São das crianças as primeiras imagens do filme, rodado em preto-e-branco. No chão de terra, dois irmãos correm nus. Eles brincam, enquanto sua mãe caminha mais de 12 km para buscar leite. Em vão.
Não se notam sinais de folia em Vila Olho d'Água, mas é Carnaval, e "a pessoa que entrega o leite não estava disponível", diz a funcionária do posto da prefeitura, onde pende um cartaz do partido à frente da gestão. Rosa faz meia-volta, e a câmera a segue, de longe.
"Minha idéia era fazer um filme que fosse cru, o mais básico possível em termos de cinema; um filme com fome, tão próximo do cinema verdade quanto eu conseguisse", diz Padilha.
É norma da corrente do cinema verdade que o diretor não interfira na realidade filmada. Isso Padilha não conseguiu. Numa cena do filme, Ronaldo, 4, chora, com dor de dentes, efeito do consumo de açúcar da garapa. Sem dinheiro, dentista nem remédio ao alcance, os pais nada podem fazer.
O espectador descobre que Padilha deu remédio ao garoto, quando o pai da criança menciona o fato, em cena seguinte.
"Algumas coisas não dava para não fazer. Não dava! Era impossível não dar um remédio para uma criança sofrendo. Eu dei. Tentei interferir o mínimo possível, mas às vezes era impossível. Deixei uma das minhas interferências no filme, para mostrar que é difícil ficar indiferente a isso", diz Padilha.
A reação que o diretor espera do espectador é que este abandone a indiferença em relação ao problema da fome no Brasil.
Citando o zoólogo inglês Desmond Morris, Padilha diz que "uma relação despersonalizada não é uma relação biologicamente humana. A maioria das pessoas não sente empatia, não se move emocionalmente para ajudar quem desconhece".
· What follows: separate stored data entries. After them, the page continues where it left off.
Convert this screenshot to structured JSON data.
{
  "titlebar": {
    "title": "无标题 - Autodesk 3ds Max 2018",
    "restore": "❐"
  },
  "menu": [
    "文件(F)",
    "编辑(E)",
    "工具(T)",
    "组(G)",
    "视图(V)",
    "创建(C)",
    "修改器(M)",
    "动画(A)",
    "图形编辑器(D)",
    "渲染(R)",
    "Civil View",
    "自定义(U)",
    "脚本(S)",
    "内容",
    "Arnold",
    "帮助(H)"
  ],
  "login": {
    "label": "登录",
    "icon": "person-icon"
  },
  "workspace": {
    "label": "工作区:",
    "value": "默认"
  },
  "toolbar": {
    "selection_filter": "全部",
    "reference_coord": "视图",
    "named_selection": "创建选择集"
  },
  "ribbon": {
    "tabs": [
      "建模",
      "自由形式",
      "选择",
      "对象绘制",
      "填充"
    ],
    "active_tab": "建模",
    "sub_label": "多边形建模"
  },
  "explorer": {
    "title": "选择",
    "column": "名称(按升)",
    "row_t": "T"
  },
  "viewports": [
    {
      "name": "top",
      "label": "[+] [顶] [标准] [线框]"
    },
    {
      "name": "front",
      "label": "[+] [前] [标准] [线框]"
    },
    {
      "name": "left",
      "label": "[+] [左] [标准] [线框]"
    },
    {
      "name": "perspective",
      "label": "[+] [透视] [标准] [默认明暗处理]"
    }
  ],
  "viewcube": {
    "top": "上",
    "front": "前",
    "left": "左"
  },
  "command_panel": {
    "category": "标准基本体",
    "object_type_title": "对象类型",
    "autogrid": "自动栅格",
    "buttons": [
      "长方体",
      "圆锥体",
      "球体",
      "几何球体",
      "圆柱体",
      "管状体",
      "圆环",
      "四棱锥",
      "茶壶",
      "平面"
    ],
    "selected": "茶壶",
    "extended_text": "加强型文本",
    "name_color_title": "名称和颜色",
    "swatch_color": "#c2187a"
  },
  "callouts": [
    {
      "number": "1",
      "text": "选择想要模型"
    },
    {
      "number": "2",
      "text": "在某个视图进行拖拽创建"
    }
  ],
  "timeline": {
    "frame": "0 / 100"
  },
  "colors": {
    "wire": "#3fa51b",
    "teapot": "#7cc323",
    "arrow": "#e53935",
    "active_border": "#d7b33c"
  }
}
"Garapa" ambiciona, segundo Padilha, "resgatar a individualidade dessas pessoas que muitas vezes são olhadas só pela perspectiva macroscópica".
Nessa escala, "que também deve existir", o diretor estima que seus personagens vivam na mesma condição de, "no mínimo, 11 milhões de brasileiros".
Fundo do poço
A cifra é deduzida de recente pesquisa do Instituto Brasileiro de Análises Sociais e Econômicas (Ibase) com os usuários do programa Bolsa Família -11,1 milhões de famílias cadastradas, nas quais o Ibase estima 51 milhões de indivíduos.
"A pesquisa pega famílias em situações diferenciadas de pobreza, desde gente que não tem renda e apresenta outra série de vulnerabilidades até os que se enquadram no programa, mas têm uma certa renda regular. "Garapa" fala das famílias que estão no fundo do poço", diz Francisco Menezes, diretor do Ibase. Lá estão 11 milhões, segundo a pesquisa.
No filme de Padilha, eles se encarnam na família de Rosa, cadastrada no Bolsa Família, sua única fonte de renda.
Mas há famintos brasileiros que não aparecem nas estatísticas, como a Lúcia de "Garapa". Ela não possui documento de identidade, essencial ao cadastramento no Bolsa Família. Logo, Lúcia não entra na conta.
Padilha encontrou-a numa ONG suíça que se ocupa de crianças desnutridas em Fortaleza. Pediu autorização para filmá-la, e ela concedeu à câmera o testemunho de sua miséria financeira e emocional. Ela recebe esmolas de vizinhos e insultos recorrentes do marido.
No país em que os rótulos "estética da fome" e "cosmética da fome" são grudados por críticos de cinema, em sinal de aprovação ou desprezo, aos filmes em torno dos miseráveis, Padilha tratou Lúcia e os demais personagens de com um respeito sem comiseração.
"É um filme com uma visão de constatação. Não toca a tecla emocional. É mais racional, não no sentido de frio e distanciado, mas no que leva a pensar uma solução, ainda que o cinema não seja um instrumento de mobilização social", afirma o montador Felipe Lacerda.
Qualquer que seja a solução proposta para erradicar a fome no Brasil, Padilha tem seu axioma: "É eticamente inadmissível que alguém, no grupo dos beneficiados históricos deste país, olhe para os miseráveis que não têm o que comer e diga que os R$ 58 que o governo dá a ele são uma política errada".
"Garapa" atesta, porém, que o auxílio do Bolsa Família é insuficiente aos que o recebem, além de inacessível aos miseráveis sem documentados.
Em suma, o diretor de "Tropa de Elite" fez outro retrato de um país onde "o Estado é globalmente ineficiente -na segurança pública, na Justiça, na educação e também nos programas sociais", como ele diz.